Mohon tunggu...
Syarifuddin
Syarifuddin Mohon Tunggu... -

Menulis adalah cara kita menyampaikan pesan kepada khalayak

Selanjutnya

Tutup

Politik Pilihan

Membincang Politik

9 April 2016   21:51 Diperbarui: 9 April 2016   22:12 94
+
Laporkan Konten
Laporkan Akun
Kompasiana adalah platform blog. Konten ini menjadi tanggung jawab bloger dan tidak mewakili pandangan redaksi Kompas.
Lihat foto
Politik. Sumber ilustrasi: FREEPIK/Freepik

 Oleh :

SYARIFUDDIN 

Membincangkan politik memang tidak akan ada ujung pangkalnya, makin dibincangkan wacananya makin melebar dan makin banyak pula variabelnya. Tidak ada ilmu khusus yang bisa dijadikan esensi politik yang sebenarnya melainkan politik itu adalah strategi membangun kekuatan, dan kemampuan untuk meraih simpati sosial. 

Setiap kali kita menyebut kata politik maka yang terlintas dalam pikiran setiap orang adalah membangun kekuatan untuk meraih kekuasaan sebab politik didefenisikan sebagai jalan untuk meraih kekuasaan sehingga mainstrem isunya adalah kalah dan menang dalam setiap pertarungan, maka untuk meraih kekuasaan ada dua bentuk kekuatan yang dibangun yakni kekuatan uang dan pengaruh orang-orang besar untuk mempropaganda massa untuk memilihnya. 

Kenyataan seperti itu bukanlah hal yang baru dalam setiap perhelaran politik baik dalam kanca politik Nasional maupun kedaerahan. Keduanya saling memberi pengaruh yang sangat kuat. Uang digunakan sebagai cost politik bahkan sampai membeli suara masyarakat sedangkan orang-orang besar digunakan sebagai kekuatan untuk mempengaruhi masyarakat.
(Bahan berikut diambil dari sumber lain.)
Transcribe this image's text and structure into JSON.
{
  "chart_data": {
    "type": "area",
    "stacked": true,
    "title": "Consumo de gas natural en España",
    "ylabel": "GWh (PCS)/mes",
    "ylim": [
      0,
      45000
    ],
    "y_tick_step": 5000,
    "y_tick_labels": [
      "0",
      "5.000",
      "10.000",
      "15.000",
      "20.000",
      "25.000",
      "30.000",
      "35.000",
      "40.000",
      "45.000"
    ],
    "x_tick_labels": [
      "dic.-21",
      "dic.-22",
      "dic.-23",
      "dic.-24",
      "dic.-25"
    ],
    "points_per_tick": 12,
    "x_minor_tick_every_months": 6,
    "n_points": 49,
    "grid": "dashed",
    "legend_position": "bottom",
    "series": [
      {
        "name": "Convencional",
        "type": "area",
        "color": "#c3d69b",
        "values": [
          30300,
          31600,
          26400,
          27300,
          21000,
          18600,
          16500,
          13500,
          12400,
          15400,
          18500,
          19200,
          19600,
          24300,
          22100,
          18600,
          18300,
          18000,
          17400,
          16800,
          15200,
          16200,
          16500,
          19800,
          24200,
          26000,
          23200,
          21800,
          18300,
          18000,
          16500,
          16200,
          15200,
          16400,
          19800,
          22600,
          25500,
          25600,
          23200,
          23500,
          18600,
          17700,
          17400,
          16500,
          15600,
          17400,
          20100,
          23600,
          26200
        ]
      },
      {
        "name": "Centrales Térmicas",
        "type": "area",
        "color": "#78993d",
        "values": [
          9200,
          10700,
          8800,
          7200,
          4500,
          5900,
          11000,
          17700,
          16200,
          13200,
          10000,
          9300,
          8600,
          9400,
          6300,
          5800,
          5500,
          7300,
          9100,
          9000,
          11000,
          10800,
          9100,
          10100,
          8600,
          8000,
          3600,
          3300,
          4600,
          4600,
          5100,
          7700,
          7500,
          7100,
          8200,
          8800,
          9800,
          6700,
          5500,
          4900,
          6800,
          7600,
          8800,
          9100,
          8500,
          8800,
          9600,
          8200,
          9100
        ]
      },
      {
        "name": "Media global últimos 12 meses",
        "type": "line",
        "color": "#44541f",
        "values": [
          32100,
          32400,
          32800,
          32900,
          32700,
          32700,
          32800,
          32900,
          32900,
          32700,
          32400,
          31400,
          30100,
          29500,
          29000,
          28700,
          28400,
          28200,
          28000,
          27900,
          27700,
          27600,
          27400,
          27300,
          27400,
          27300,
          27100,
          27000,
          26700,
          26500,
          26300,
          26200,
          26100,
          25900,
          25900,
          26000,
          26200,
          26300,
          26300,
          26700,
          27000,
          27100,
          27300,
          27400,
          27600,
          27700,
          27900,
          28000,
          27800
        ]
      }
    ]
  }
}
Ciri politik yang sangat pragmatis itu tidak dapat dihindari sebab ciri tersebut telah menjadi trend sosial baru dalam kanca politik dimana setiap perhelatan politik tentu saja isunya hanya seputar kekuatan uang dan orang-orang besar dibelakangnya bahkan penyelenggara pemilu pun kadang ikut andil dalam menentukan sebuah kemenangan.

Gaya politik egalitarian, saling intrik antar kelompok pendukung dianggap sebagai bagian dari dinamika politik sehingga saling hasut, iri dan dengki telah menjadi nilai baru dalam berpolitik, semuanya dipandang sebagai jalan untuk meraih kekuasaan dan itulah esensi perjalanan politik setiap orang yang menganggap bahwa dalam politik tidak ada kasta yang dominan melainkan siapa yang mampu mencuri simpati rakyat.

Kedua cara pandang politik itu sangat sulit dihindarkan karena walaupun keduanya berbeda tetapi bedanya hanya pada jumlah suara pendukungnya saja tetapi metodologi politik dan tujuan politiknya tetap sama yakni mengarahkan seluruh kekuatan uang dan orang-orang besar untuk mengambil hati rakyat demi sebuah kemenangan, sebab tidak ada kelompok yang kalah yang benar-benar ikhlas menjadi oposisi murni demikian pula sebaliknya, tidak ada kelompok pemenang yang rela mengakomodir kepentingan para oposan.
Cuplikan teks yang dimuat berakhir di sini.